When she had exchanged her carriage dress for a lovely house robe, fluttering with lace and ribbons, she sought her mother, with Cissy's letter.

Mrs. Fitzgerald rejoiced with her daughter over the coming of her friend, but she said not a word about Harry Hawthorne.

She was secretly annoyed at learning that he had followed Geraldine to Chicago. She thought, in dismay:

"He may be turning up here at any moment, claiming my daughter, and she is so headstrong, she will never consent to give him up. What shall I do?"

But her woman's wit could suggest no answer to the question.

She was honorable and high-minded, and shrank from using harsh or underhand means to break off Geraldine's engagement.

Geraldine saw the lack of sympathy in her mother's mobile face, and thought, sadly:

"She is still unrelenting. I shall have no sympathy in my sorrow until Cissy comes.

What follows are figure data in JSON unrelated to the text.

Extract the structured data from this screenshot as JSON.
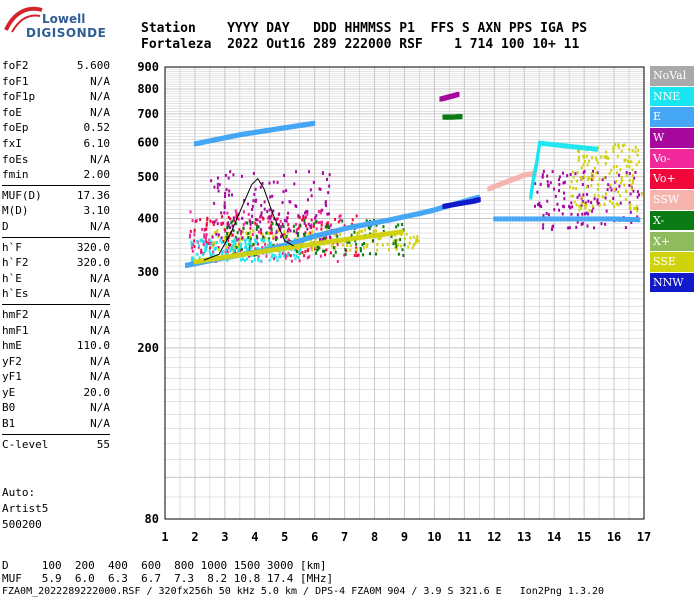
{
  "logo": {
    "line1": "Lowell",
    "line2": "DIGISONDE"
  },
  "header": {
    "row1": "Station    YYYY DAY   DDD HHMMSS P1  FFS S AXN PPS IGA PS",
    "row2": "Fortaleza  2022 Out16 289 222000 RSF    1 714 100 10+ 11"
  },
  "params": {
    "group1": [
      {
        "name": "foF2",
        "value": "5.600"
      },
      {
        "name": "foF1",
        "value": "N/A"
      },
      {
        "name": "foF1p",
        "value": "N/A"
      },
      {
        "name": "foE",
        "value": "N/A"
      },
      {
        "name": "foEp",
        "value": "0.52"
      },
      {
        "name": "fxI",
        "value": "6.10"
      },
      {
        "name": "foEs",
        "value": "N/A"
      },
      {
        "name": "fmin",
        "value": "2.00"
      }
    ],
    "group2": [
      {
        "name": "MUF(D)",
        "value": "17.36"
      },
      {
        "name": "M(D)",
        "value": "3.10"
      },
      {
        "name": "D",
        "value": "N/A"
      }
    ],
    "group3": [
      {
        "name": "h`F",
        "value": "320.0"
      },
      {
        "name": "h`F2",
        "value": "320.0"
      },
      {
        "name": "h`E",
        "value": "N/A"
      },
      {
        "name": "h`Es",
        "value": "N/A"
      }
    ],
    "group4": [
      {
        "name": "hmF2",
        "value": "N/A"
      },
      {
        "name": "hmF1",
        "value": "N/A"
      },
      {
        "name": "hmE",
        "value": "110.0"
      },
      {
        "name": "yF2",
        "value": "N/A"
      },
      {
        "name": "yF1",
        "value": "N/A"
      },
      {
        "name": "yE",
        "value": "20.0"
      },
      {
        "name": "B0",
        "value": "N/A"
      },
      {
        "name": "B1",
        "value": "N/A"
      }
    ],
    "group5": [
      {
        "name": "C-level",
        "value": "55"
      }
    ]
  },
  "auto": {
    "line1": "Auto:",
    "line2": "Artist5",
    "line3": "500200"
  },
  "legend": [
    {
      "label": "NoVal",
      "color": "#a9a9a9"
    },
    {
      "label": "NNE",
      "color": "#19e6f0"
    },
    {
      "label": "E",
      "color": "#45a6f5"
    },
    {
      "label": "W",
      "color": "#a6089e"
    },
    {
      "label": "Vo-",
      "color": "#f0289a"
    },
    {
      "label": "Vo+",
      "color": "#f2073a"
    },
    {
      "label": "SSW",
      "color": "#f5b4ad"
    },
    {
      "label": "X-",
      "color": "#0a7a14"
    },
    {
      "label": "X+",
      "color": "#8fba5d"
    },
    {
      "label": "SSE",
      "color": "#d0d20c"
    },
    {
      "label": "NNW",
      "color": "#1119c8"
    }
  ],
  "bottom": {
    "d_row": "D     100  200  400  600  800 1000 1500 3000 [km]",
    "muf_row": "MUF   5.9  6.0  6.3  6.7  7.3  8.2 10.8 17.4 [MHz]",
    "footer": "FZA0M_2022289222000.RSF / 320fx256h 50 kHz 5.0 km / DPS-4 FZA0M 904 / 3.9 S 321.6 E   Ion2Png 1.3.20"
  },
  "chart_data": {
    "type": "scatter",
    "xlim": [
      1,
      17
    ],
    "ylim": [
      80,
      900
    ],
    "y_scale": "log",
    "x_ticks": [
      1,
      2,
      3,
      4,
      5,
      6,
      7,
      8,
      9,
      10,
      11,
      12,
      13,
      14,
      15,
      16,
      17
    ],
    "y_ticks": [
      80,
      200,
      300,
      400,
      500,
      600,
      700,
      800,
      900
    ],
    "grid": true,
    "traces": [
      {
        "color": "#45a6f5",
        "points": [
          [
            1.7,
            312
          ],
          [
            2.0,
            315
          ],
          [
            2.5,
            320
          ],
          [
            3.0,
            325
          ],
          [
            3.5,
            330
          ],
          [
            4.0,
            335
          ],
          [
            4.5,
            340
          ],
          [
            5.0,
            348
          ],
          [
            5.5,
            356
          ],
          [
            6.0,
            365
          ],
          [
            6.5,
            372
          ],
          [
            7.0,
            380
          ],
          [
            7.5,
            386
          ],
          [
            8.0,
            392
          ],
          [
            8.5,
            398
          ],
          [
            9.0,
            405
          ],
          [
            9.5,
            412
          ],
          [
            10.0,
            420
          ],
          [
            10.5,
            430
          ],
          [
            11.0,
            440
          ],
          [
            11.5,
            450
          ]
        ]
      },
      {
        "color": "#45a6f5",
        "points": [
          [
            2.0,
            598
          ],
          [
            2.5,
            608
          ],
          [
            3.0,
            618
          ],
          [
            3.5,
            628
          ],
          [
            4.0,
            636
          ],
          [
            4.5,
            644
          ],
          [
            5.0,
            652
          ],
          [
            5.5,
            660
          ],
          [
            6.0,
            668
          ]
        ]
      },
      {
        "color": "#45a6f5",
        "points": [
          [
            12.0,
            400
          ],
          [
            13.0,
            400
          ],
          [
            14.0,
            400
          ],
          [
            15.0,
            400
          ],
          [
            16.0,
            400
          ],
          [
            16.9,
            398
          ]
        ]
      },
      {
        "color": "#d0d20c",
        "points": [
          [
            2.0,
            318
          ],
          [
            3.0,
            326
          ],
          [
            4.0,
            334
          ],
          [
            5.0,
            342
          ],
          [
            6.0,
            350
          ],
          [
            7.0,
            358
          ],
          [
            8.0,
            366
          ],
          [
            9.0,
            374
          ]
        ]
      },
      {
        "color": "#1119c8",
        "points": [
          [
            10.3,
            428
          ],
          [
            10.8,
            434
          ],
          [
            11.3,
            440
          ],
          [
            11.5,
            444
          ]
        ]
      },
      {
        "color": "#f5b4ad",
        "points": [
          [
            11.8,
            470
          ],
          [
            12.2,
            482
          ],
          [
            12.6,
            494
          ],
          [
            13.0,
            506
          ],
          [
            13.4,
            512
          ]
        ]
      },
      {
        "color": "#19e6f0",
        "points": [
          [
            13.2,
            450
          ],
          [
            13.3,
            500
          ],
          [
            13.4,
            540
          ],
          [
            13.5,
            600
          ],
          [
            14.5,
            590
          ],
          [
            15.5,
            580
          ]
        ]
      },
      {
        "color": "#a6089e",
        "points": [
          [
            10.2,
            760
          ],
          [
            10.5,
            770
          ],
          [
            10.8,
            780
          ]
        ]
      },
      {
        "color": "#0a7a14",
        "points": [
          [
            10.3,
            690
          ],
          [
            10.6,
            690
          ],
          [
            10.9,
            692
          ]
        ]
      }
    ],
    "clusters": [
      {
        "color": "#a6089e",
        "x": [
          13.3,
          16.9
        ],
        "y": [
          380,
          520
        ]
      },
      {
        "color": "#f0289a",
        "x": [
          1.8,
          7.0
        ],
        "y": [
          320,
          420
        ]
      },
      {
        "color": "#f2073a",
        "x": [
          1.8,
          7.5
        ],
        "y": [
          330,
          410
        ]
      },
      {
        "color": "#d0d20c",
        "x": [
          2.5,
          9.5
        ],
        "y": [
          340,
          380
        ]
      },
      {
        "color": "#a6089e",
        "x": [
          2.5,
          6.5
        ],
        "y": [
          360,
          520
        ]
      },
      {
        "color": "#d0d20c",
        "x": [
          14.5,
          16.9
        ],
        "y": [
          420,
          600
        ]
      },
      {
        "color": "#0a7a14",
        "x": [
          3.0,
          9.0
        ],
        "y": [
          330,
          400
        ]
      },
      {
        "color": "#19e6f0",
        "x": [
          1.8,
          5.5
        ],
        "y": [
          320,
          360
        ]
      }
    ],
    "profile_line": {
      "color": "#000000",
      "points": [
        [
          2.3,
          320
        ],
        [
          2.8,
          330
        ],
        [
          3.2,
          370
        ],
        [
          3.6,
          430
        ],
        [
          3.9,
          480
        ],
        [
          4.1,
          495
        ],
        [
          4.3,
          470
        ],
        [
          4.6,
          410
        ],
        [
          5.0,
          355
        ],
        [
          5.3,
          345
        ]
      ]
    }
  }
}
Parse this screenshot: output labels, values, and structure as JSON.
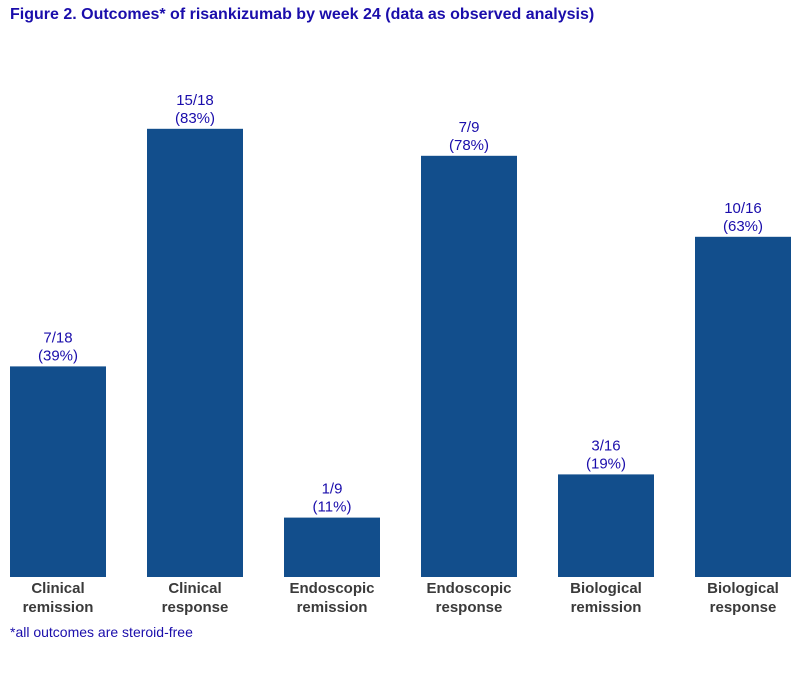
{
  "title": "Figure 2. Outcomes* of risankizumab by week 24 (data as observed analysis)",
  "footnote": "*all outcomes are steroid-free",
  "colors": {
    "bar": "#124e8c",
    "title_text": "#1a0dab",
    "value_label_text": "#1a0dab",
    "category_text": "#3a3a3a"
  },
  "chart_data": {
    "type": "bar",
    "title": "Figure 2. Outcomes* of risankizumab by week 24 (data as observed analysis)",
    "xlabel": "",
    "ylabel": "",
    "ylim": [
      0,
      100
    ],
    "grid": false,
    "legend": "none",
    "categories": [
      [
        "Clinical",
        "remission"
      ],
      [
        "Clinical",
        "response"
      ],
      [
        "Endoscopic",
        "remission"
      ],
      [
        "Endoscopic",
        "response"
      ],
      [
        "Biological",
        "remission"
      ],
      [
        "Biological",
        "response"
      ]
    ],
    "values": [
      39,
      83,
      11,
      78,
      19,
      63
    ],
    "data_labels": [
      [
        "7/18",
        "(39%)"
      ],
      [
        "15/18",
        "(83%)"
      ],
      [
        "1/9",
        "(11%)"
      ],
      [
        "7/9",
        "(78%)"
      ],
      [
        "3/16",
        "(19%)"
      ],
      [
        "10/16",
        "(63%)"
      ]
    ]
  }
}
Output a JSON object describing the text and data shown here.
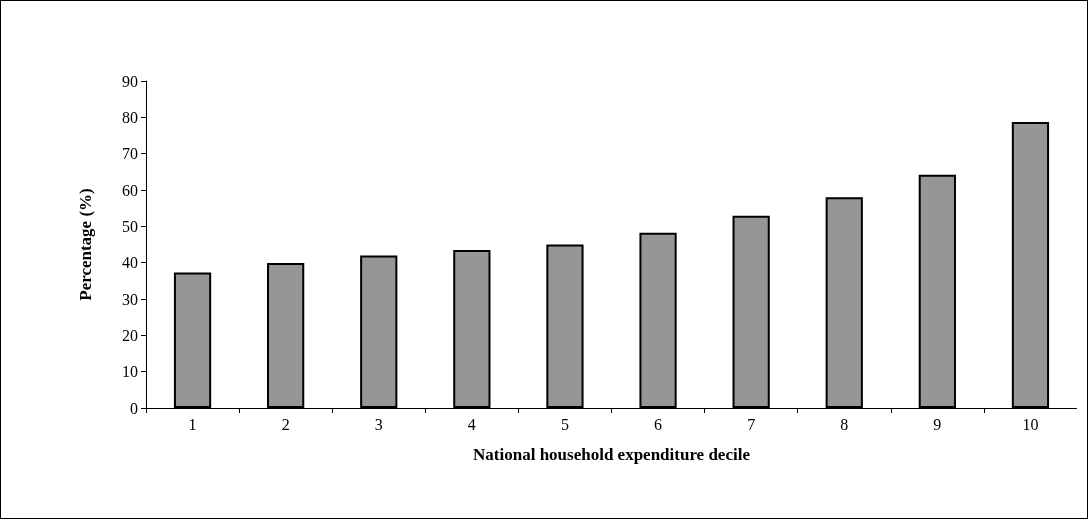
{
  "chart_data": {
    "type": "bar",
    "xlabel": "National household expenditure decile",
    "ylabel": "Percentage (%)",
    "categories": [
      "1",
      "2",
      "3",
      "4",
      "5",
      "6",
      "7",
      "8",
      "9",
      "10"
    ],
    "values": [
      37.3,
      39.9,
      42.0,
      43.5,
      45.0,
      48.2,
      52.9,
      58.0,
      64.2,
      78.7
    ],
    "color": "#969696",
    "ylim": [
      0,
      90
    ],
    "yticks": [
      0,
      10,
      20,
      30,
      40,
      50,
      60,
      70,
      80,
      90
    ],
    "grid": false
  }
}
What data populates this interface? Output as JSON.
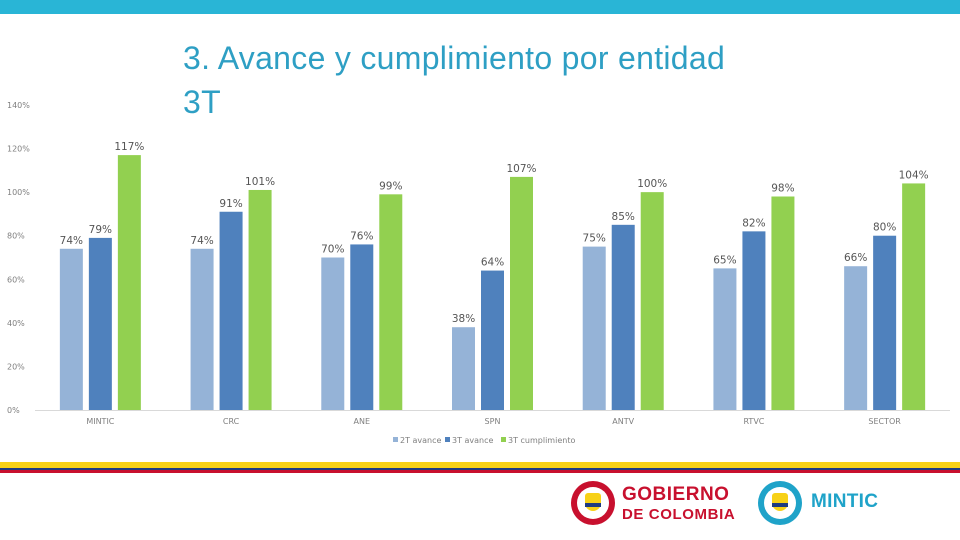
{
  "title": "3. Avance y cumplimiento por entidad 3T",
  "chart_data": {
    "type": "bar",
    "title": "3. Avance y cumplimiento por entidad 3T",
    "categories": [
      "MINTIC",
      "CRC",
      "ANE",
      "SPN",
      "ANTV",
      "RTVC",
      "SECTOR"
    ],
    "series": [
      {
        "name": "2T avance",
        "color": "#95b3d7",
        "values": [
          74,
          74,
          70,
          38,
          75,
          65,
          66
        ],
        "labels": [
          "74%",
          "74%",
          "70%",
          "38%",
          "75%",
          "65%",
          "66%"
        ]
      },
      {
        "name": "3T avance",
        "color": "#4f81bd",
        "values": [
          79,
          91,
          76,
          64,
          85,
          82,
          80
        ],
        "labels": [
          "79%",
          "91%",
          "76%",
          "64%",
          "85%",
          "82%",
          "80%"
        ]
      },
      {
        "name": "3T cumplimiento",
        "color": "#92d050",
        "values": [
          117,
          101,
          99,
          107,
          100,
          98,
          104
        ],
        "labels": [
          "117%",
          "101%",
          "99%",
          "107%",
          "100%",
          "98%",
          "104%"
        ]
      }
    ],
    "yticks": [
      "0%",
      "20%",
      "40%",
      "60%",
      "80%",
      "100%",
      "120%",
      "140%"
    ],
    "ylim": [
      0,
      140
    ],
    "xlabel": "",
    "ylabel": "",
    "legend_position": "bottom"
  },
  "footer": {
    "gov_line1": "GOBIERNO",
    "gov_line2": "DE COLOMBIA",
    "mintic": "MINTIC"
  },
  "colors": {
    "topbar": "#29b5d6",
    "title": "#2e9fc4",
    "stripe_yellow": "#f7d117",
    "stripe_blue": "#1f3b80",
    "stripe_red": "#c8102e"
  }
}
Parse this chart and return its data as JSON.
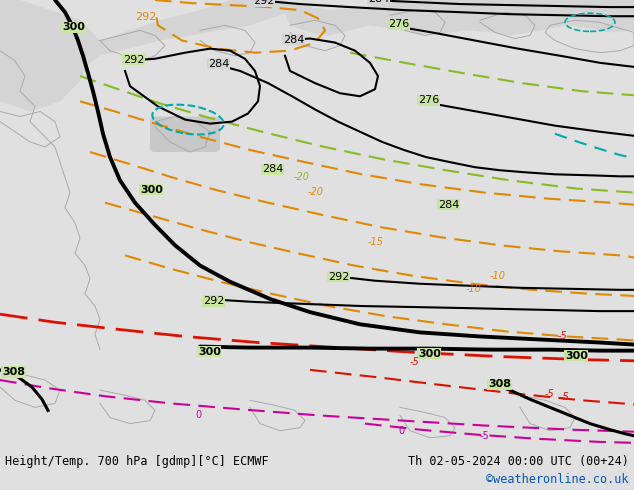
{
  "title_left": "Height/Temp. 700 hPa [gdmp][°C] ECMWF",
  "title_right": "Th 02-05-2024 00:00 UTC (00+24)",
  "watermark": "©weatheronline.co.uk",
  "bg_land_green": "#c8e6a0",
  "bg_sea_gray": "#d0d0d0",
  "bg_outer": "#e0e0e0",
  "coast_color": "#aaaaaa",
  "black_contour_lw": 2.0,
  "orange_color": "#e08800",
  "red_color": "#dd1100",
  "magenta_color": "#cc0099",
  "lime_color": "#88bb22",
  "cyan_color": "#00aaaa",
  "watermark_color": "#0055cc",
  "footer_color": "#000000",
  "label_fontsize": 8,
  "footer_fontsize": 8.5
}
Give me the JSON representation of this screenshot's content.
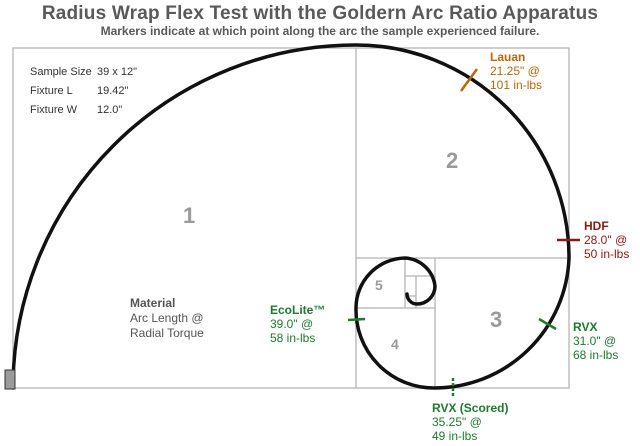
{
  "title": "Radius Wrap Flex Test with the Goldern Arc Ratio Apparatus",
  "subtitle": "Markers indicate at which point along the arc the sample experienced failure.",
  "specs": [
    {
      "label": "Sample Size",
      "value": "39 x 12\""
    },
    {
      "label": "Fixture L",
      "value": "19.42\""
    },
    {
      "label": "Fixture W",
      "value": "12.0\""
    }
  ],
  "sections": [
    "1",
    "2",
    "3",
    "4",
    "5"
  ],
  "legend": {
    "heading": "Material",
    "line1": "Arc Length @",
    "line2": "Radial Torque"
  },
  "colors": {
    "spiral": "#111111",
    "lauan": "#b8680c",
    "hdf": "#8b1a14",
    "green": "#1f7a2e",
    "grid": "#b5b5b5"
  },
  "materials": [
    {
      "name": "Lauan",
      "length": "21.25\" @",
      "torque": "101 in-lbs",
      "color": "#b8680c"
    },
    {
      "name": "HDF",
      "length": "28.0\" @",
      "torque": "50 in-lbs",
      "color": "#8b1a14"
    },
    {
      "name": "RVX",
      "length": "31.0\" @",
      "torque": "68 in-lbs",
      "color": "#1f7a2e"
    },
    {
      "name": "RVX (Scored)",
      "length": "35.25\" @",
      "torque": "49 in-lbs",
      "color": "#1f7a2e"
    },
    {
      "name": "EcoLite™",
      "length": "39.0\" @",
      "torque": "58 in-lbs",
      "color": "#1f7a2e"
    }
  ]
}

Then I can whisper all my grief to her faithful heart."

And she longed all the more anxiously for to-morrow's sun that would shine on the coming of her beloved friend.

And, to lighten her suspense, she spent some time superintending the arrangement of the beautiful room next to her own that was being prepared for Miss Carroll's occupancy. Some of her own favorite books were carried in—Cissy was inordinately fond of reading—flowers were lavished here and there. When it was all ready, the pretty room in pink and silver was dainty enough for a princess.

"Cissy will enjoy it so much. She likes pretty things. And I shall buy her some dainty gowns, and—lots of things! She shall see how I love her!" the girl whispered to herself, with tears of joy in her beautiful brown eyes.

Then she went to her desk and wrote out and sent the personals she had thought of to the newspapers for to-morrow.

"Mamma would not approve, I know, but perhaps she will never find out what I have done. But, at any risk, I would have done it. I cannot give up my own true love! I believe God made us for each other," she thought, tenderly.

 

She spent a restless night, thinking of Cissy's coming to-morrow, and wondering where her lover was to-night in this great Western city, little dreaming that he was speeding from it in the deepening night.